Mexico is the United States’ second-largest export market and its third-biggest trading partner, with more than $678 billion in goods and services changing hands last year, according to Ross. U.S. foreign direct investment in Mexico was over $109 billion in 2017, he added, and Mexican investment in the United States has reached more than $35 billion.

Donohue said the Chamber had “vigorously” opposed the idea of closing the U.S.-Mexico border, which would have imperiled that trade.

But even as Trump backed off that threat, he gave Mexico a year to stop the flow of drugs and migrants or face tariffs on cars or other products.

Twelve months from now, the 2020 election campaign will be in full swing, and some say a candidate Trump is likely to try to keep illegal immigration front-and-center as meat for his base.

“When he is competing electorally or out there on the stump, he goes to a dark place, and Mexico is often in that place,” said Shannon O’Neil, senior fellow for Latin American studies at the Council on Foreign Relations.

“And so whether it’s immigration or drugs or other security threats or Mexico’s effect on the economy as he perceives it, I think that will be the mainstay of his rhetoric,” said O’Neil, who was not at the Merida gathering. “And so yes, I think there’s a growing chance that the border will be a centerpiece of the 2020 U.S. election and not in a way that will be helpful to Mexico.”
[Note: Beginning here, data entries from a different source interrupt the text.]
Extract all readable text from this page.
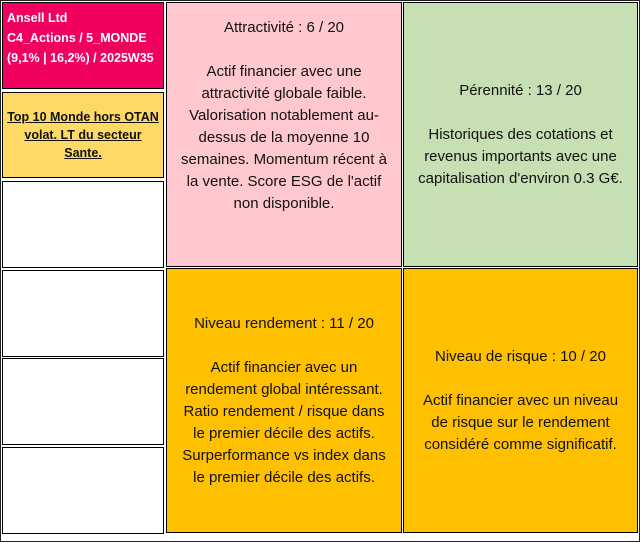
Ansell Ltd
C4_Actions / 5_MONDE
(9,1% | 16,2%) / 2025W35
Top 10 Monde hors OTAN volat. LT du secteur Sante.
Attractivité : 6 / 20
Actif financier avec une attractivité globale faible. Valorisation notablement au-dessus de la moyenne 10 semaines. Momentum récent à la vente. Score ESG de l'actif non disponible.
Pérennité : 13 / 20
Historiques des cotations et revenus importants avec une capitalisation d'environ 0.3 G€.
Niveau rendement : 11 / 20
Actif financier avec un rendement global intéressant. Ratio rendement / risque dans le premier décile des actifs. Surperformance vs index dans le premier décile des actifs.
Niveau de risque : 10 / 20
Actif financier avec un niveau de risque sur le rendement considéré comme significatif.
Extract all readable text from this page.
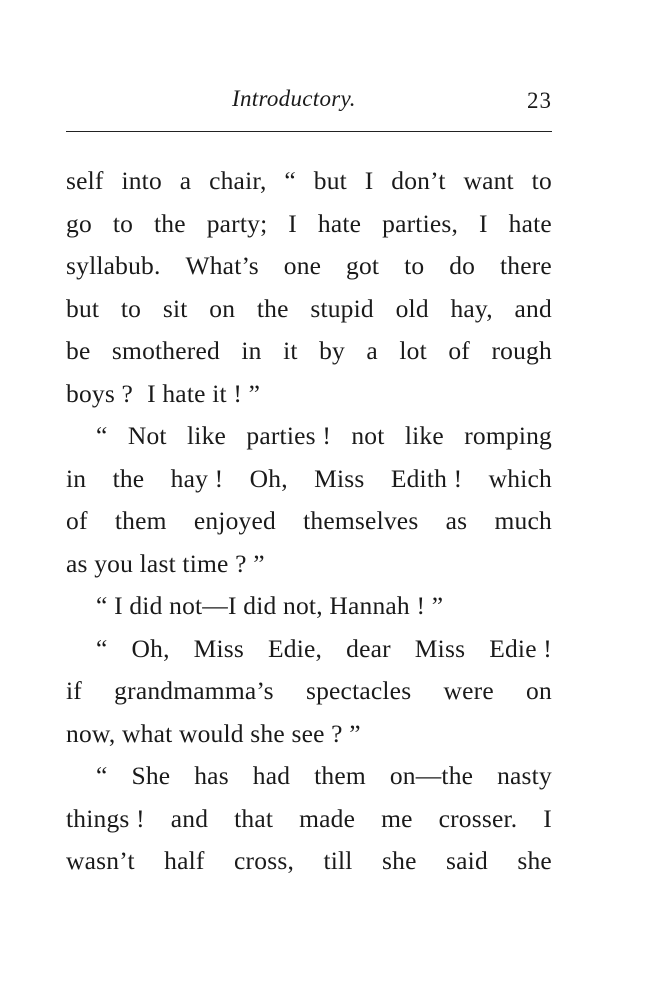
Introductory.	23
self into a chair, “ but I don’t want to
go to the party; I hate parties, I hate
syllabub. What’s one got to do there
but to sit on the stupid old hay, and
be smothered in it by a lot of rough
boys ? I hate it ! ”
“ Not like parties ! not like romping
in the hay ! Oh, Miss Edith ! which
of them enjoyed themselves as much
as you last time ? ”
“ I did not—I did not, Hannah ! ”
“ Oh, Miss Edie, dear Miss Edie !
if grandmamma’s spectacles were on
now, what would she see ? ”
“ She has had them on—the nasty
things ! and that made me crosser. I
wasn’t half cross, till she said she
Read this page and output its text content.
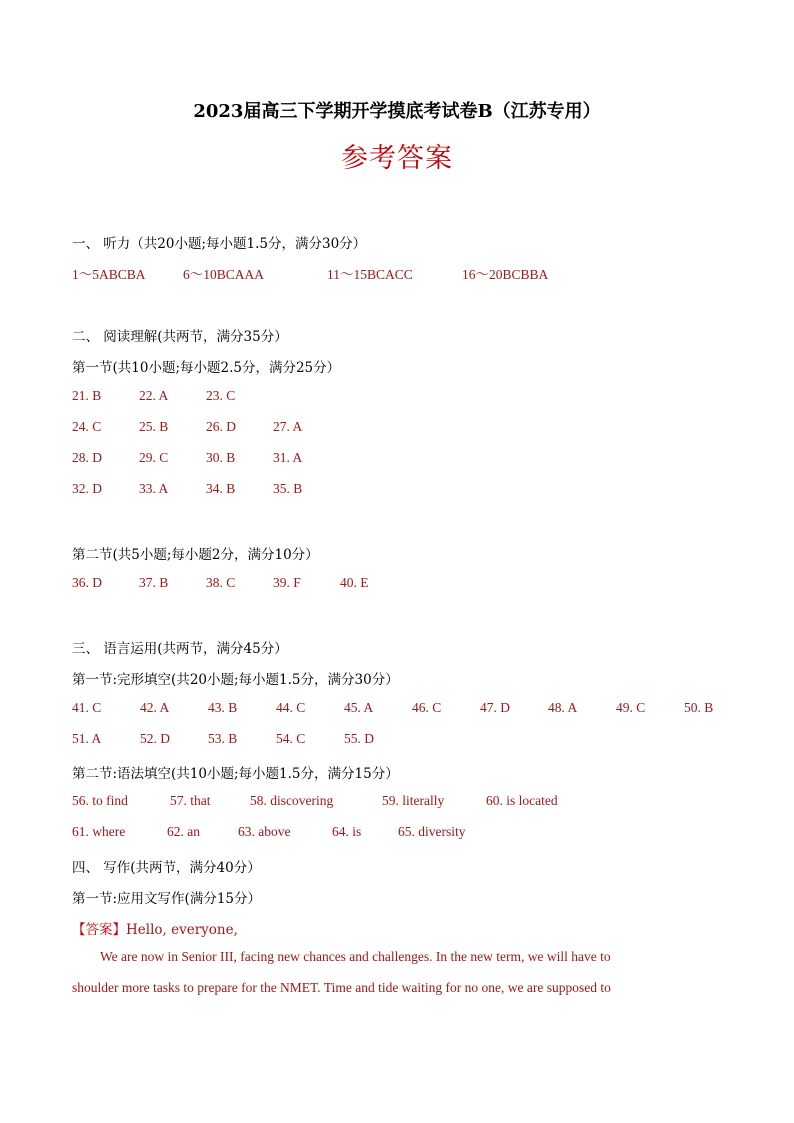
2023届高三下学期开学摸底考试卷B（江苏专用）
参考答案
一、 听力（共20小题;每小题1.5分，满分30分）
1～5ABCBA	6～10BCAAA	11～15BCACC	16～20BCBBA
二、 阅读理解(共两节，满分35分）
第一节(共10小题;每小题2.5分，满分25分）
21. B	22. A	23. C
24. C	25. B	26. D	27. A
28. D	29. C	30. B	31. A
32. D	33. A	34. B	35. B
第二节(共5小题;每小题2分，满分10分）
36. D	37. B	38. C	39. F	40. E
三、 语言运用(共两节，满分45分）
第一节:完形填空(共20小题;每小题1.5分，满分30分）
41. C	42. A	43. B	44. C	45. A	46. C	47. D	48. A	49. C	50. B
51. A	52. D	53. B	54. C	55. D
第二节:语法填空(共10小题;每小题1.5分，满分15分）
56. to find	57. that	58. discovering	59. literally	60. is located
61. where	62. an	63. above	64. is	65. diversity
四、 写作(共两节，满分40分）
第一节:应用文写作(满分15分）
【答案】Hello, everyone,
We are now in Senior III, facing new chances and challenges. In the new term, we will have to
shoulder more tasks to prepare for the NMET. Time and tide waiting for no one, we are supposed to
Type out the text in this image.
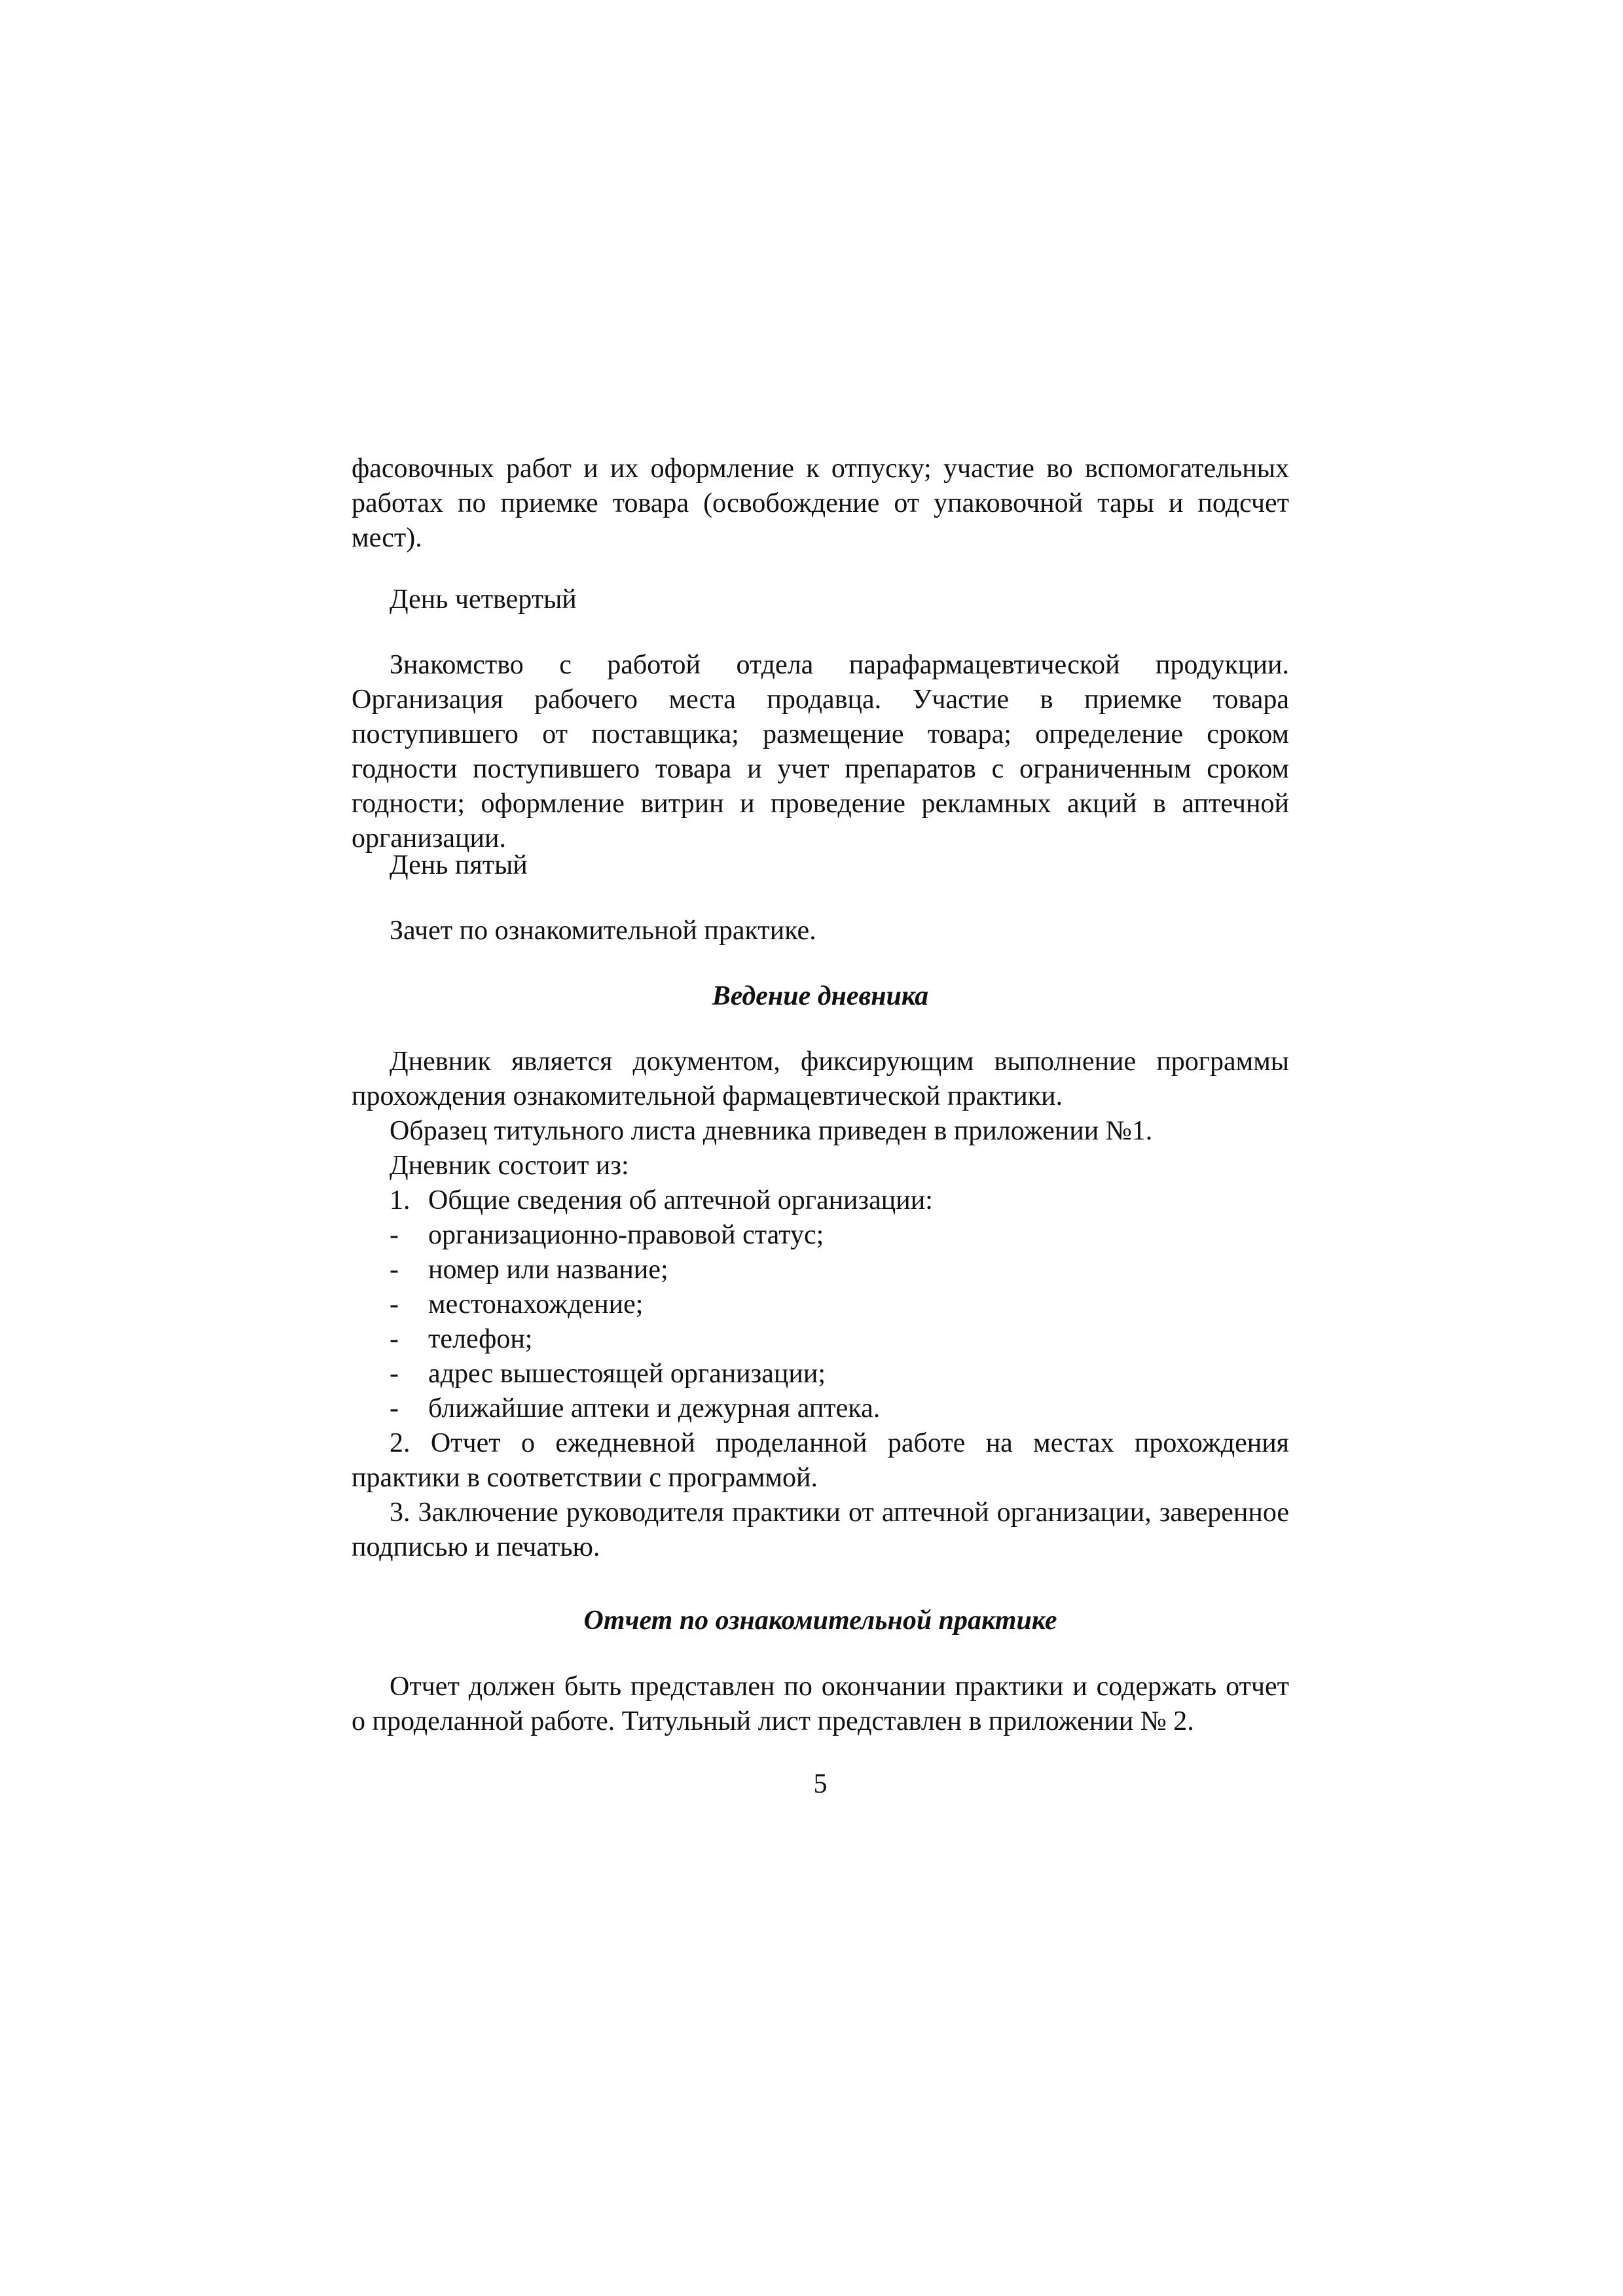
фасовочных работ и их оформление к отпуску; участие во вспомогательных работах по приемке товара (освобождение от упаковочной тары и подсчет мест).

День четвертый

Знакомство с работой отдела парафармацевтической продукции. Организация рабочего места продавца. Участие в приемке товара поступившего от поставщика; размещение товара; определение сроком годности поступившего товара и учет препаратов с ограниченным сроком годности; оформление витрин и проведение рекламных акций в аптечной организации.

День пятый

Зачет по ознакомительной практике.

Ведение дневника

Дневник является документом, фиксирующим выполнение программы прохождения ознакомительной фармацевтической практики.

Образец титульного листа дневника приведен в приложении №1.

Дневник состоит из:

1. Общие сведения об аптечной организации:
- организационно-правовой статус;
- номер или название;
- местонахождение;
- телефон;
- адрес вышестоящей организации;
- ближайшие аптеки и дежурная аптека.

2. Отчет о ежедневной проделанной работе на местах прохождения практики в соответствии с программой.

3. Заключение руководителя практики от аптечной организации, заверенное подписью и печатью.

Отчет по ознакомительной практике

Отчет должен быть представлен по окончании практики и содержать отчет о проделанной работе. Титульный лист представлен в приложении № 2.

5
Before López Obrador took office in December, many had been concerned about possible clashes between Trump and the leftist populist who won the presidency in his third try. But so far, ties between Washington and Mexico City seem to have generally held up well, with the two administrations working closely on a number of bilateral issues and López Obrador officials reluctant to react to critical tweets from Trump.

Mexican officials said in Merida that from the earliest days, López Obrador’s administration has looked to private sector leaders in both countries, executives with deep and longstanding cross-border ties, for cues on navigating what they expected to be a trying relationship.

“These are businesspeople, and they’re used to climates changing and they’re used to looking out a few years beyond the present,” said Garza, the former ambassador. “And they’re used to having to work very hard to get things done in environments that are, you know, where there’s not a tailwind every day.”